Recruiters know that data is the key to improving hiring. Over the years, what data is available and how to use it has changed.
If you have been around an exceedingly LONG time like myself, besides being “ancient,” as my daughters like to say, you also remember how exciting it was to have an automated applicant tracking system with standard reports for recruiting. The new applicant tracking systems (ATS) allowed us access to data with the click of a button. You could see how many applicants in a period applied to a specific location or how many employee referrals you hired over the year. The magic of having EEO reports at our fingertips was pure joy.
ATSs were building new standard reports at lightning speed. Companies were competing to see who could offer the most standard reports. Then recruiters began to demand custom reports. Suddenly, we had access to hundreds of standard reports and the ability to have custom reports. These reports enabled us to analyze more data faster, giving a good overview of our hiring process. Unfortunately, even with the availability of reporting and data, there wasn’t any impact on our future hiring decisions.
Once reports were no longer exciting, dashboards with graphical data representations were the new trend. A recruiter could start the day by opening a dashboard with all the critical data represented graphically. The graphs made it easy for recruiters to share metrics with management. The graphics could be quickly added to a PowerPoint presentation with a quick screenshot.
Soon benchmark reports were added to the dashboards. We could see how we were doing compared to others in our industry or how we did in the past. Benchmark reports aimed to identify problems quickly by using these comparisons.
We also saw the move to reporting meant to give us answers to questions like why “time to hire” was so long or why so many applicants declined job offers. With all this data so easily accessible, there were high hopes for improving meaningful business outcomes. Regrettably, all this data did not analyze itself. Recruiters were still missing key data points around new hires and employee data. Again, we could still not improve business outcomes like increasing retention rates or making better-quality hires.

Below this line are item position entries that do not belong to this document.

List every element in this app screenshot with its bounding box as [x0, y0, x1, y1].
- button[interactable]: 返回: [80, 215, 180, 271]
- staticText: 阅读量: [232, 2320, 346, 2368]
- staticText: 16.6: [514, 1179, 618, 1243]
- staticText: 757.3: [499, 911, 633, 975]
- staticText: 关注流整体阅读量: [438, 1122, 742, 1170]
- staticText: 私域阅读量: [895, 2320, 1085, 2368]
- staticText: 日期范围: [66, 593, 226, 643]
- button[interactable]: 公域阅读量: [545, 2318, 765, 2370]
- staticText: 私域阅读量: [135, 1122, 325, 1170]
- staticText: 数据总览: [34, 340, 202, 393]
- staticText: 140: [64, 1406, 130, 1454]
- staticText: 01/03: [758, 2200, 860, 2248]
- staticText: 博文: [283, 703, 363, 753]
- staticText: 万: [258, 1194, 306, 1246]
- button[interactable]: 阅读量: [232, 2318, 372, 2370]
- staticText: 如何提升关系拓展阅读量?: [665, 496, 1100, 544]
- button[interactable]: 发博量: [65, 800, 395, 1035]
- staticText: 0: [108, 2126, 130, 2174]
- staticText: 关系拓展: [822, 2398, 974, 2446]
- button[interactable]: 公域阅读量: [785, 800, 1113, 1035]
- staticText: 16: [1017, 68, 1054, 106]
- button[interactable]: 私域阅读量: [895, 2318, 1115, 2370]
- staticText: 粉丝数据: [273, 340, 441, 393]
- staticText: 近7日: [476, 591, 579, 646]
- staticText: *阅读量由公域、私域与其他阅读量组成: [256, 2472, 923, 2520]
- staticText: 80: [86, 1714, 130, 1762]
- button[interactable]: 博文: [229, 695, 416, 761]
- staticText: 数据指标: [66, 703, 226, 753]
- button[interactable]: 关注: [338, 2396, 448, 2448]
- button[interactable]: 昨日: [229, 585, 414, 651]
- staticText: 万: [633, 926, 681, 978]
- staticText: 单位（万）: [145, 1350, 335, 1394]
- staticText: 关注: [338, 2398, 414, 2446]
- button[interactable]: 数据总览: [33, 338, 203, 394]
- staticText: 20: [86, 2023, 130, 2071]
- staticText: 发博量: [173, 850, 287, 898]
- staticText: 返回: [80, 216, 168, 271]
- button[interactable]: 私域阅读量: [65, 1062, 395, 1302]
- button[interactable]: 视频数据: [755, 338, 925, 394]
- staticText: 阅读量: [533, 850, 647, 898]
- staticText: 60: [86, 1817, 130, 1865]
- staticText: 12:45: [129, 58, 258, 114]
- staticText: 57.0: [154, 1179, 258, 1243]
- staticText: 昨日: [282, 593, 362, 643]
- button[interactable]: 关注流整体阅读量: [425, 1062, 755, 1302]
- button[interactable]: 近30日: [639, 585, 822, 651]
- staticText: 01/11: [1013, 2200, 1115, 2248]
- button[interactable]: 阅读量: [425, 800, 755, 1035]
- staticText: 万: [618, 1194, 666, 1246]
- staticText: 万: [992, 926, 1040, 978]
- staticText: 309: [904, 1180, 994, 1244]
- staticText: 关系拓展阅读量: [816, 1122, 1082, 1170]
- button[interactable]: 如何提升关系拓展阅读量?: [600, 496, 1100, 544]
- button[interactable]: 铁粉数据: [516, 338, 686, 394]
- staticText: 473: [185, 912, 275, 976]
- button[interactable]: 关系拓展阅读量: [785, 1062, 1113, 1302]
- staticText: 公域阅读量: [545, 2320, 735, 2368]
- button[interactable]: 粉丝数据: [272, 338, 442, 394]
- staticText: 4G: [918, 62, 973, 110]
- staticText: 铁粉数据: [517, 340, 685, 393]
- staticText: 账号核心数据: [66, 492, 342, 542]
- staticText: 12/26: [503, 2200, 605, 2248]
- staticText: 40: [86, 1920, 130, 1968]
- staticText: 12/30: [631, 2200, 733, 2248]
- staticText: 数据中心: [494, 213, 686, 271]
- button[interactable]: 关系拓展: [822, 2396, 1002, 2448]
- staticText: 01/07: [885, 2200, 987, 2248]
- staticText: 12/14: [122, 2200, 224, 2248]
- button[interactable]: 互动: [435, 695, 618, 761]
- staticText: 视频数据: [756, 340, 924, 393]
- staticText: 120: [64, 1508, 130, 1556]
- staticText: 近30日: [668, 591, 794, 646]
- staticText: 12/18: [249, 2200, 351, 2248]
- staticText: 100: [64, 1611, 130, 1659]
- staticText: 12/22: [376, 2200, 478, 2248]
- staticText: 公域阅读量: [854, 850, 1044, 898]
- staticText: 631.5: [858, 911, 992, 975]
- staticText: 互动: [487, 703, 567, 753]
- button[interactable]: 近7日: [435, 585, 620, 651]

A whole new idea emerged called Predictive Analytics. This new type of data science allowed us to look forward to using past data—a great idea if your past hiring decisions were without issues. But if you previously hired poorly, you don’t want to reuse that data. If you do, you will repeat those poor hiring decisions.
Over the last couple of years, the science of data analytics has continued to improve. It’s ushered in the era of business intelligence for recruitment - where augmented intelligence, analytics, and data modeling are combined in one model for data-driven decision-making. This type of data model is smart. It continues to learn as new data is available, improving the model and enabling hiring decisions to get better over time.
The one thing we’ve learned is that data must be easy to understand and apply in real-life situations to have any impact on business decisions. Reports are great, but recruiters need augmented intelligence, analytics, and modeling to make data-driven decisions.
Data science in recruitment is still a new field, and its applications are only starting to be understood. We should expect to see a continued focus on improving business outcomes with data science in the recruiting space.